Измена. Его правда (СИ) - Тверская Вика
Нос закладывает, как во время насморка. Мне ничего не остаётся, как зарядить ему основанием ладони боковой в ухо. Я бью практически не замахиваясь, резко, неожиданно и сильно, будто вся злость и отчаяние последних дней перетекают в мою руку и делают её удар убийственно тяжёлым.
От этого удара Эдик как торпеда вылетает в приёмную и падает на пол. Элла вскакивает, и в её глазах вспыхивает дикое пламя ужаса. Она переводит взгляд с поверженного Эдуарда на мой разбитый и окровавленный нос и обратно.
Не в силах пошевелиться или сказать хоть что-нибудь, она стоит и молча хлопает глазами.
– Вон! – коротко приказываю я пытающемуся подняться Эдику и возвращаюсь в кабинет.
Меня колотит от злости. Не от боя, не от победы, а от злости на самого себя. Потому что из-за меня любой вот такой Эдик будет думать, что может обладать моей женой. Моей Мариной! Твою мать!
Любой! Подойдёт и попытается взять, забрать себе самое ценное, что есть в моей жизни.
Вернее, было… Было в моей жизни…
Я едва сдерживаюсь, чтобы не завыть и не зарычать, как зверь. Ловлю себя на мысли, что хочу пойти и добить своего приятеля. Хочу молотить его до тех пор, пока у него не останется ни одной целой косточки, пока дух его не покинет истерзанную телесную оболочку.

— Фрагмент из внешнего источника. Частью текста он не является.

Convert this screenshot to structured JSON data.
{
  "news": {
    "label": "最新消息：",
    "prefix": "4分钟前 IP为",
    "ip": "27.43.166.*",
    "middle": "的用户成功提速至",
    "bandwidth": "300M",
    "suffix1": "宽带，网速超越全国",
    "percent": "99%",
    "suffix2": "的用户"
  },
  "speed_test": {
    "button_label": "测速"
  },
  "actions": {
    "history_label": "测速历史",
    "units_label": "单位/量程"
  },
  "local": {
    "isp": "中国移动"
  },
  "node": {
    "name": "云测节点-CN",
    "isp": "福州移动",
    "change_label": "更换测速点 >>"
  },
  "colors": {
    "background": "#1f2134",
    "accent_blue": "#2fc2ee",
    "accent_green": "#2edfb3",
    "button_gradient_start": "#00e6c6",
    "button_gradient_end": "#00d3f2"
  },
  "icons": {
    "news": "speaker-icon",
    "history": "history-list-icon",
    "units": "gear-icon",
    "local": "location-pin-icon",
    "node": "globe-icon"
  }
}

И я даже снова выскакиваю в приёмную, но его там уже не оказывается. А Элла по-прежнему смотрит на меня с нескрываемым ужасом.
– Ничего, – киваю я ей, роняя вокруг себя кровавые капли. – Это ничего…
Когда я забираю Анютку, Марина смотрит на меня, как на призрака. Да, выгляжу я после недавней потасовки с Эдом неважно. Кажется, она беспокоится, чтобы мой вид не испугал ребёнка.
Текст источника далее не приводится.